Le case prefabbricate in legno costruire nei paesi più a nord dell’Europa prediligono generalmente i cappotti in lana minerale, in fibra di vetro o EPS (o polistirene espanso), tali materiali sono particolarmente performanti durante i periodi più rigidi, risultando però meno adatti per isolare durante le stagioni più calde.

Le condizioni climatiche che caratterizzano il nostro Paese richiedono alle pareti notevole capacità smorzante e uno sfasamento dell’onda di calore di molte ore e tale risultato è possibile raggiungerlo solo grazie all’aumento della massa dei muri e del tetto, utilizzando materiali isolanti ad elevata inerzia termica.

Il successo della fibra di legno e del sughero è infatti reso possibile dalla maggiore inerzia dei pannelli realizzati in questi materiali, anche se ciò non significa che debbano essere scartate a priori soluzioni costruttive che impiegano lane minerali ad alta densità.


Indipendentemente dal sistema costruttivo adottato (massiccio o a telaio) le pareti degli edifici prefabbricati in legno possono essere immaginate come un sandwich di materiali con differente densità, con molteplici combinazioni possibili. 

Nei casi in cui il cappotto risultasse leggero, è necessario che siano presenti altri elementi della parete in grado di rallentare l’entrata del calore, al contrario invece, nel caso di un cappotto ad alta densità bisognerebbe abbinare un pannello più leggero negli strati più interni.

E’ importante sottolineare che il cappotto in EPS, spesso utilizzato da molti costruttori, non va scartato né considerato come “scadente”, tutt’altro!
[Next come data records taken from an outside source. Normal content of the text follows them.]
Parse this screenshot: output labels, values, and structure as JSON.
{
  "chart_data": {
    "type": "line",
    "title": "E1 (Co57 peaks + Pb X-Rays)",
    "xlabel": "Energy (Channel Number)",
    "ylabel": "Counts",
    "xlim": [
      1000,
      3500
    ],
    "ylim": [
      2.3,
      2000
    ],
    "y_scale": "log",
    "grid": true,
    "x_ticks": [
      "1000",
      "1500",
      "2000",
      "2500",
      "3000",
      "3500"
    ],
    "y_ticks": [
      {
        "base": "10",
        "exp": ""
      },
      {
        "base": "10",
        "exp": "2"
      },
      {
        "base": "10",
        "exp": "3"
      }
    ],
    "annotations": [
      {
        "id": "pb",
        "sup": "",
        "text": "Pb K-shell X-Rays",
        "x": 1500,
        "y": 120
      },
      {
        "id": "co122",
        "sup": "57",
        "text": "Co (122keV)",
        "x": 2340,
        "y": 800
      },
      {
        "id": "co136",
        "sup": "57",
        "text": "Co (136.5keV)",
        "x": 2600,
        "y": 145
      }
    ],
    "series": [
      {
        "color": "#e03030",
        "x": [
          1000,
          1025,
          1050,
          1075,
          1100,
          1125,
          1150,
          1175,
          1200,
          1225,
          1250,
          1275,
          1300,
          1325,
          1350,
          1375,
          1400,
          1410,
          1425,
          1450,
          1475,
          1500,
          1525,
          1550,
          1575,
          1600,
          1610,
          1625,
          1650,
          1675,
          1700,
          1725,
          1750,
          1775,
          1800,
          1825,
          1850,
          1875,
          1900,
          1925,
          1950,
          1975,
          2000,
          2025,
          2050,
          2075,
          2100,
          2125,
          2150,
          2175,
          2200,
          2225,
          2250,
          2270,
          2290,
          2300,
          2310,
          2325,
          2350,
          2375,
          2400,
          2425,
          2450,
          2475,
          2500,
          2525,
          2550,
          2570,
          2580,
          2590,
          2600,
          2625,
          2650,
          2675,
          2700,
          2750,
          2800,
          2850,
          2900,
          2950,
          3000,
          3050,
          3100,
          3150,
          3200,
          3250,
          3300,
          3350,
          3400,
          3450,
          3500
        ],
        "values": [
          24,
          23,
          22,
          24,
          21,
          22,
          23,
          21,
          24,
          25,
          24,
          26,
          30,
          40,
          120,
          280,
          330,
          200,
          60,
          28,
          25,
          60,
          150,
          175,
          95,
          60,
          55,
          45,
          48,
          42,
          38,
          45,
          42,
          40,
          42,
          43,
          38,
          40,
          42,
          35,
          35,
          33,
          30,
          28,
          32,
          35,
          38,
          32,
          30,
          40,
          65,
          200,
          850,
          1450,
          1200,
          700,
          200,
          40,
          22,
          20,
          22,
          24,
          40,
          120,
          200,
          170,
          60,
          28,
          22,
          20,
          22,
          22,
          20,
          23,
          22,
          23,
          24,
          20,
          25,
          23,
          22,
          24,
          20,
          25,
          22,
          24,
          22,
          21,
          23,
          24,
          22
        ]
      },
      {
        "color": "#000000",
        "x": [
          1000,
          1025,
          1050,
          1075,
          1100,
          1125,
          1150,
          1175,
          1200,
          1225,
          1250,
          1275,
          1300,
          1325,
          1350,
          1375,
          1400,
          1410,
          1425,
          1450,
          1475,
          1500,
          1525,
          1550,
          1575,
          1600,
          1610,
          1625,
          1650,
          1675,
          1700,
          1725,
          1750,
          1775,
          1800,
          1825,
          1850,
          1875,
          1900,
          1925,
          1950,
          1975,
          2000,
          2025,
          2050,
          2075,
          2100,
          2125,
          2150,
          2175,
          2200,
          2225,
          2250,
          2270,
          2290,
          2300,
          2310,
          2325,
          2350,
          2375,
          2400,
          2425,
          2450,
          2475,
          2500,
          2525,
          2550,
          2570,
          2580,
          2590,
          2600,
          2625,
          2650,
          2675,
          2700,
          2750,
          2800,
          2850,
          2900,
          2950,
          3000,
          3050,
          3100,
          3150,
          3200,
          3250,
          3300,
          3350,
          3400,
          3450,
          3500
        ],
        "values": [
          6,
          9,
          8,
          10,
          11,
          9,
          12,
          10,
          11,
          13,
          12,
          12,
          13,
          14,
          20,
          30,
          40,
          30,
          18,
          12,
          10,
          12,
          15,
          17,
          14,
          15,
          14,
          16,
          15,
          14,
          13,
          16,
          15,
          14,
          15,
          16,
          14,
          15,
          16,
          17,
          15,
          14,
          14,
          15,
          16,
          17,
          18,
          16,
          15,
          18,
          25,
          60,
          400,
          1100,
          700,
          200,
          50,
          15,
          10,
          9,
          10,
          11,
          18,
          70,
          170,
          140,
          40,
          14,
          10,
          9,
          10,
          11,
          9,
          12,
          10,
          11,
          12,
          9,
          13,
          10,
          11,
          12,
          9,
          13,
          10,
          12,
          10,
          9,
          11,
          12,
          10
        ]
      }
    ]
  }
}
E’ importante però che sia abbinato ad una barriera al vapore sul lato interno, poiché è possibile il passaggio di umidità (generata naturalmente nell’utilizzo quotidiano) verso l’esterno, che potrebbe inumidire i pannelli isolanti, con il conseguente rischio di un probabile abbattimento delle capacità coibenti delle pareti, oltre allo sviluppo di muffe e funghi.